Speculum Artium, New Media Arts Festival 2011
When is it not OK to dress up as a miner and stuff a microphone into a bag of coal?
(Some thoughts on site-specific performance by Awkwardstra member Dan Scott)
Trbovlje is in the centre of Slovenia, forty miles from the capital Ljubljana. Once an industrial boom town it is now in slow decline, with some hope of reprieve via an effort to transform it into a new media hub. We were invited to play at Speculum Artium, a new media exhibition in the town’s Delavski dom in Trbovlje. The complex was built by coal miners in the middle of the C20th as a proletariat leisure space and includes a cinema, two theatres and a maze of exhibition rooms.
For the opening of Speculum Artium 2011, a new media festival and a figurehead for the town’s rebirth, we dressed as miners and played a set across space and time. Mining was the main employment for many local people throughout the last century. All our noise was made of Trbovlje, in the form of field recordings, objects and resonances. Lisa and Marc sent out recordings of the local mine, Phil vocalised in the open chamber of the theatre, Aram fed the reverb of the building back to itself and I played a bag of coal. We told people we were mining the town for sound.
Yet, throughout the performance the loudest sound of all, for me alone, was the voice in my head, entirely foreign to Slovenian ears: “Do they think we’re taking the piss?”. We had the idea of dressing up and mining back in London, before we arrived. The plot thickened when we were told we could get miner’s outfits from the real mine itself. We also learned that Trbovlje has the highest suicide rate in Slovenia, in no small part due to the decline of the area’s industry.
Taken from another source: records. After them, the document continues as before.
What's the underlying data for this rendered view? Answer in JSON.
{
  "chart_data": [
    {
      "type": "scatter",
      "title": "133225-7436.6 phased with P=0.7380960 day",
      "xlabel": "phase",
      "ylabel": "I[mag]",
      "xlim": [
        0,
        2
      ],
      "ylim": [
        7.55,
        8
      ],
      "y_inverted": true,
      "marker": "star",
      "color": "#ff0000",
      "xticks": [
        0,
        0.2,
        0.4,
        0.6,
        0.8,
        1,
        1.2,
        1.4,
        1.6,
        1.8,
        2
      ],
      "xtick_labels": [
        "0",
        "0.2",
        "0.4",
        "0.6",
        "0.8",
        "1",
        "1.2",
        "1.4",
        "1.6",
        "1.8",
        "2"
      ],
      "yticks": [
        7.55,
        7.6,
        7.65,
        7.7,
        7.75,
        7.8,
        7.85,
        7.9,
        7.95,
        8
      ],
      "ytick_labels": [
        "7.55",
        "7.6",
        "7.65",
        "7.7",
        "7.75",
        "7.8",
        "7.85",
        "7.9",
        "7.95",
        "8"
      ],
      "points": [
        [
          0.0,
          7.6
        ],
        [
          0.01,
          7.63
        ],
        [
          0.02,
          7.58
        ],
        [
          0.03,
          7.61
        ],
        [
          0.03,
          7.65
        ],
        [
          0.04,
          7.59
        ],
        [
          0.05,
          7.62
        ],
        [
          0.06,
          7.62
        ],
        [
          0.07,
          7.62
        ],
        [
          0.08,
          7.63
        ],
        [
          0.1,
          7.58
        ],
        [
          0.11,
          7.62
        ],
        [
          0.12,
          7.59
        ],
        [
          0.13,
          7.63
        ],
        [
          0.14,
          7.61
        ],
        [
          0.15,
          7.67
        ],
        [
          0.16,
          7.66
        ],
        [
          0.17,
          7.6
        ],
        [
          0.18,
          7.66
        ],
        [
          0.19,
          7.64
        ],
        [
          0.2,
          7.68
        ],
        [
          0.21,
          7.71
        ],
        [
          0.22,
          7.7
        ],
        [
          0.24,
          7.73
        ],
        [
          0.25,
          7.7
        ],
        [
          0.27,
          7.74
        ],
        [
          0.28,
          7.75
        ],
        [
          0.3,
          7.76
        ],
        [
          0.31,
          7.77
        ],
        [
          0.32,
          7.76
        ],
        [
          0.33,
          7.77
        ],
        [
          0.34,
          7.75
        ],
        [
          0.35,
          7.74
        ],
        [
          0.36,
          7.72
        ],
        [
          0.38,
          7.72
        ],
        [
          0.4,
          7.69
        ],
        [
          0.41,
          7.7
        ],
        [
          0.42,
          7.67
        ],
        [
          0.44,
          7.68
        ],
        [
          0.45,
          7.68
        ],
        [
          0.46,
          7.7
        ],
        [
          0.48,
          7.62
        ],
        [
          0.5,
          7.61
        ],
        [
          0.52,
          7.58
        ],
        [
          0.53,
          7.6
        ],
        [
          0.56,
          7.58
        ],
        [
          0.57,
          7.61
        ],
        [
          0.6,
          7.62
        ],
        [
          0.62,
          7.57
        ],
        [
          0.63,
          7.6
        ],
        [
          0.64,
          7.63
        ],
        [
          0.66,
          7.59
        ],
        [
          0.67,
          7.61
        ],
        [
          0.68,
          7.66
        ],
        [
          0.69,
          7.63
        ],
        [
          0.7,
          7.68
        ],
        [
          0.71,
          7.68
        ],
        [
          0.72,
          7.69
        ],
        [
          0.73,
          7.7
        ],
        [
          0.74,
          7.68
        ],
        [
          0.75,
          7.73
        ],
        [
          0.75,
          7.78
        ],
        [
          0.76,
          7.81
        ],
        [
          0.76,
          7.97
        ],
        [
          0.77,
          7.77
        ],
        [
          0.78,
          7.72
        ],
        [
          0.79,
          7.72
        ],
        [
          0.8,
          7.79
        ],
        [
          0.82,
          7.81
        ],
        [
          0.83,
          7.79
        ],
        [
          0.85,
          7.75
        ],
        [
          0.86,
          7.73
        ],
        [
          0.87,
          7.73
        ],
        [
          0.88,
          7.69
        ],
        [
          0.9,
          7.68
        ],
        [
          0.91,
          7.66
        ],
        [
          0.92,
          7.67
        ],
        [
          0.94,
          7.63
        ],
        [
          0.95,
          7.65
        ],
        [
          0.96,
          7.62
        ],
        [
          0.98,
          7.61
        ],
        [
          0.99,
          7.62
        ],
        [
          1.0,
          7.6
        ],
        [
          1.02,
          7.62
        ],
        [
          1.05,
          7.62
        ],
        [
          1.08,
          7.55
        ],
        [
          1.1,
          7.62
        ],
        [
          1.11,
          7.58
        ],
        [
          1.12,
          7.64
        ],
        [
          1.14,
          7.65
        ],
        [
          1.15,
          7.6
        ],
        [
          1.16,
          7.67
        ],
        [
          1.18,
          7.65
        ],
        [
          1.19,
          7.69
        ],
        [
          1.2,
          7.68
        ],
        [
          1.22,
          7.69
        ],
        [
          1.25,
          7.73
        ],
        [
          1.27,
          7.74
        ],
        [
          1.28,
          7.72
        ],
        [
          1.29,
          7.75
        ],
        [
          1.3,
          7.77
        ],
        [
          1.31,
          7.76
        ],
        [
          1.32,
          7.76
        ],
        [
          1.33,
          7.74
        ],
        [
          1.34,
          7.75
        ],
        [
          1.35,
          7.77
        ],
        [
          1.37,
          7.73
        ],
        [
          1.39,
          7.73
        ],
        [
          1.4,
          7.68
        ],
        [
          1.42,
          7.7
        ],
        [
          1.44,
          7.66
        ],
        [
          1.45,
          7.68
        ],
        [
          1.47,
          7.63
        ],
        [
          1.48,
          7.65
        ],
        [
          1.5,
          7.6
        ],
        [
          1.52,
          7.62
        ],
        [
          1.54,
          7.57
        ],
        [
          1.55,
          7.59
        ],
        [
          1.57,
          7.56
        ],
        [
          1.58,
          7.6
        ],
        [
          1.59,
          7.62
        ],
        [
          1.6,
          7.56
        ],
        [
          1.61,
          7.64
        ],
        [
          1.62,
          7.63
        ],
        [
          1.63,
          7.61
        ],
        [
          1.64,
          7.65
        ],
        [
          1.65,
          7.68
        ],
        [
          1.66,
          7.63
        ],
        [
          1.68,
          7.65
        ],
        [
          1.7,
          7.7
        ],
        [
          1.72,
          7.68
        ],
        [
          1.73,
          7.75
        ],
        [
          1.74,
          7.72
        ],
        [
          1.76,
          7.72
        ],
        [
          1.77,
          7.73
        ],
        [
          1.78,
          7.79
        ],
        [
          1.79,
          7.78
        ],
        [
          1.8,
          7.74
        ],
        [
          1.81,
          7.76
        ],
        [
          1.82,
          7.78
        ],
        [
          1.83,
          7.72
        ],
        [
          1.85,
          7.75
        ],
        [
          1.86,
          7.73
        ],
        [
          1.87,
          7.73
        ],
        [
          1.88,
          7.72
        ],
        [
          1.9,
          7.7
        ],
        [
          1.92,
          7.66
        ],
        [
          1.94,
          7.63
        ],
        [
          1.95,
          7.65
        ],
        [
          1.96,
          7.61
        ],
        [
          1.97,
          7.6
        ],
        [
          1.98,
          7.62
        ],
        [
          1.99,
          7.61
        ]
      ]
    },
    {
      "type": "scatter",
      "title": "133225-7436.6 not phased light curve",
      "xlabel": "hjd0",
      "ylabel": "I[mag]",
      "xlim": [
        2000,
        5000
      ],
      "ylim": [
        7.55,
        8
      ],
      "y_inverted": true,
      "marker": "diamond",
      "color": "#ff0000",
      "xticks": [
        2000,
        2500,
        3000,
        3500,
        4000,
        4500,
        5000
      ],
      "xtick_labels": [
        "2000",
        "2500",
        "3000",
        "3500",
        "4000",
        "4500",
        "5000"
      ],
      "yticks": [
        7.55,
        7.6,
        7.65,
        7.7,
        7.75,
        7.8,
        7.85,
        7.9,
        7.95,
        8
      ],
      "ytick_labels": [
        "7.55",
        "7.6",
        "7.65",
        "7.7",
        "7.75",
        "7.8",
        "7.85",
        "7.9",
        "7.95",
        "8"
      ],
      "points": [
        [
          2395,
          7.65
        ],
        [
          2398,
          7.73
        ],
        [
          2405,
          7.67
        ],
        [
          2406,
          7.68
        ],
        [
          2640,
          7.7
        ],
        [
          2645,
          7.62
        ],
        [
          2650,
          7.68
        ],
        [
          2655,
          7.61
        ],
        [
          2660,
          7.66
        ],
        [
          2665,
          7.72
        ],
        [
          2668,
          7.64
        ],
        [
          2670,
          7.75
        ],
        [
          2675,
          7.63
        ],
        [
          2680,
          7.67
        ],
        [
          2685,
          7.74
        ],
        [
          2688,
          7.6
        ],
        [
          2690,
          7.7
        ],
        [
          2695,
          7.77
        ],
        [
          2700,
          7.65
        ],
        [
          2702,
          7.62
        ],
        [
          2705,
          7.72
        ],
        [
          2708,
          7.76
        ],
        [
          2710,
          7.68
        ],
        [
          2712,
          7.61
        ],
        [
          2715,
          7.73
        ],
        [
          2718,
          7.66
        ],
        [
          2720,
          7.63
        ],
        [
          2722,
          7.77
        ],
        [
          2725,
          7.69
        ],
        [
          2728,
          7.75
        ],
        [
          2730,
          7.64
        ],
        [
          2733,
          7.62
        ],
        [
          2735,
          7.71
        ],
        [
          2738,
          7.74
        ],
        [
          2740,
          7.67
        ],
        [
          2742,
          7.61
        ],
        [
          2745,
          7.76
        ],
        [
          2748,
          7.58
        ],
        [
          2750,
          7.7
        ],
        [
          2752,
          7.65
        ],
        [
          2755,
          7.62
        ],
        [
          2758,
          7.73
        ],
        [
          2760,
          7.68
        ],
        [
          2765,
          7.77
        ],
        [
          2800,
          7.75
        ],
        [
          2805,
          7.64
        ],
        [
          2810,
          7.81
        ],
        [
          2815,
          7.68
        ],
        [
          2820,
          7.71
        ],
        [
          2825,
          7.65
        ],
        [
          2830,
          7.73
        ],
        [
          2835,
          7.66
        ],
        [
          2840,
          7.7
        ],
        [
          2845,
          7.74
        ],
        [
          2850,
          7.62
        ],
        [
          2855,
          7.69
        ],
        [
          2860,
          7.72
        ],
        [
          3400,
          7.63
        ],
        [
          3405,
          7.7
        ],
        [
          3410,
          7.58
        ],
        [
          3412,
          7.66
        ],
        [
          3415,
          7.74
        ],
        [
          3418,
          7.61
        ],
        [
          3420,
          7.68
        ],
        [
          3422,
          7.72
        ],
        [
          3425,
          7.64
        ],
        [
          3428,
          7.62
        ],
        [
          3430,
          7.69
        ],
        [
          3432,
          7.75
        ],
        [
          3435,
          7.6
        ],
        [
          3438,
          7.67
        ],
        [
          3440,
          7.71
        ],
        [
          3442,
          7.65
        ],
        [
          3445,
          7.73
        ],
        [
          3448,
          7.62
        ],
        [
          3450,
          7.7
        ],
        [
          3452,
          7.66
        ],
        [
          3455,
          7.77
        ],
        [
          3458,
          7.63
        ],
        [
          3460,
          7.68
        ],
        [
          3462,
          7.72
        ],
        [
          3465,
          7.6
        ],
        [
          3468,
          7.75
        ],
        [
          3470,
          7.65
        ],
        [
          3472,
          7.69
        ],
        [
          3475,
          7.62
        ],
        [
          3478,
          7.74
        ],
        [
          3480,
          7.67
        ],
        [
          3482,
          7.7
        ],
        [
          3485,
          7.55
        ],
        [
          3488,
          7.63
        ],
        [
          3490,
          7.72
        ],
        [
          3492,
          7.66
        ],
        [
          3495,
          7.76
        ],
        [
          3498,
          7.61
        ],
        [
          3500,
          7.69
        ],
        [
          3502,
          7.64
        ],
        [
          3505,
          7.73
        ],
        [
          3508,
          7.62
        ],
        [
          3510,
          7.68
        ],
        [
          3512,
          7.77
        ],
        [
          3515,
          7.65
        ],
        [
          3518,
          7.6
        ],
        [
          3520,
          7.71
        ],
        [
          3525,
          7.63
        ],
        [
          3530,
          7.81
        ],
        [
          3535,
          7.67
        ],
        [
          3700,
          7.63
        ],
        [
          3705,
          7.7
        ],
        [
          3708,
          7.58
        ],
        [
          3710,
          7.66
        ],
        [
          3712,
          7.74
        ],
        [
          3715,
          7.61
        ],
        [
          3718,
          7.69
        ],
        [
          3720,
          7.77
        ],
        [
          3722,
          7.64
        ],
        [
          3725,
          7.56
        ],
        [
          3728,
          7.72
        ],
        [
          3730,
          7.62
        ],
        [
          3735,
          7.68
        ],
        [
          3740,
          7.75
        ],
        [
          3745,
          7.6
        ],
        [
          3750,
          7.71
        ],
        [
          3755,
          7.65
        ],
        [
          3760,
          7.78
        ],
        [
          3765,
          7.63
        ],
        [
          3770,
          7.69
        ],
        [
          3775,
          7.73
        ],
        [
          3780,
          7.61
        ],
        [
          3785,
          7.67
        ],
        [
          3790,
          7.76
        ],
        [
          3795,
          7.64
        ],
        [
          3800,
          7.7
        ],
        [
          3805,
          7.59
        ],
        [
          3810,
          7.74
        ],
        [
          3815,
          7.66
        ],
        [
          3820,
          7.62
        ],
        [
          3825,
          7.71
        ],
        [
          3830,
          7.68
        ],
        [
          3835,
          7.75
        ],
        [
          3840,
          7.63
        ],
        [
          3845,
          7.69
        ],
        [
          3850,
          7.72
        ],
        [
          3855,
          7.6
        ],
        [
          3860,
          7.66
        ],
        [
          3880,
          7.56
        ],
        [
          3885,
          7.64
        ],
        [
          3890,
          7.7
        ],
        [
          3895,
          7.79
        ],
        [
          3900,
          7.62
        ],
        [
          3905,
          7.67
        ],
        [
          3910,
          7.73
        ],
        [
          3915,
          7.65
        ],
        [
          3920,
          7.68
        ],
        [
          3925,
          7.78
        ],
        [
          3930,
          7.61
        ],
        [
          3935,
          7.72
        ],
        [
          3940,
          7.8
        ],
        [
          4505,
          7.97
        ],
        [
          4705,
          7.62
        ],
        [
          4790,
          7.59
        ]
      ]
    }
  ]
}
Furthermore the mines function was to fuel the town’s power station, a huge complex that billowed its smoke through the largest chimney in Europe, built high enough to transcend the valley, but not quite high to spare the heights of Mount Kum where we were staying for the week. It was a troubling mix, with us in the middle stirring it all up.
I asked a few people beforehand if it was OK. Would we be guilty of a massive misrepresentation? Would everyone laugh? Mining is a vocation, it’s not something you parachute into and claim victory. It’s an ancestral job, passed from father to son. It’s a job for the boys. Responses were generally positive, but wry, “Yes, yes, it’s fine.” Fine might of course mean, “Yes, yes, its fine, it will just reassert our view that Western Europe is full of ignorant, arrogant fools.” …which is fine too.
We played spatially, occupying positions across the hall, each with our own speaker: The performance starts in pitch-black, then one helmet light is lit and the first player begins. The audience gather around that player. Then, the second performer lights up and begins, behind the audience, so the audience move again, listening through space. This continues until all performers are lit, the beam from their lamps forming lines across the darkness. The audience is free to move between positions, listening and watching. The performance ends in reverse. Each performer switching off their lamp and returning to darkness, with the last to enter being the last to leave. I only remember myself throwing coal against coal, I could barely hear the other players. We weren’t making music after all; we were mining.
As the last of Aram’s resonant feedback disappeared between the marble pillars the audience clapped and the lights came back on. We were back in civilian clothes by then. I don’t know if we entertained people. I don’t know if we offended people. The town had experience some form of tragedy in its economic history and I don’t know how we contributed to or reflected this. We all went back to drinking blueberry liquor and forgot about it.
Two days later we actually visited the mine. We wore the same costumes again, this time as protection not projection. We ended up at the coal face, where a drill called the Ukrainian Girl was primed to mine a new seam. The guide showed us a lump of coal as big as a cricket ball, “This will power a laptop for a day.” Our performance probably needed a small wheelbarrow load. When drilling at full capacity that amount would be 0.0001% of a day’s extraction. Each day the mine gouges out 2000 tonnes of coal. The local power plant then consumes the same amount. Equilibrium. The mine was dark, dusty, lurching between extremes of temperature. Its noises were deep and enigmatic. Voices yelled through loudspeakers hanging in hollows were no one was listening. Rattling and moaning pipes disappeared into blackness and silence. “Srecno”, meaning good-luck, whispered between passing figures, was the mantra. When we emerged after three hours we drank beer and smoked cigarettes. Spat out. The mine didn’t need us. We could make as much noise as we wanted.
Site-specific work is problematic. Who are you, artist, to just turn up and represent? But equally, who are you, artist, but another voice? Every site has enough of those. Your voice is just another one to ignore. Say what you like. We said some stuff and left. Like thousands before us. Down that mine our vibrations would have moved nothing. What did it matter?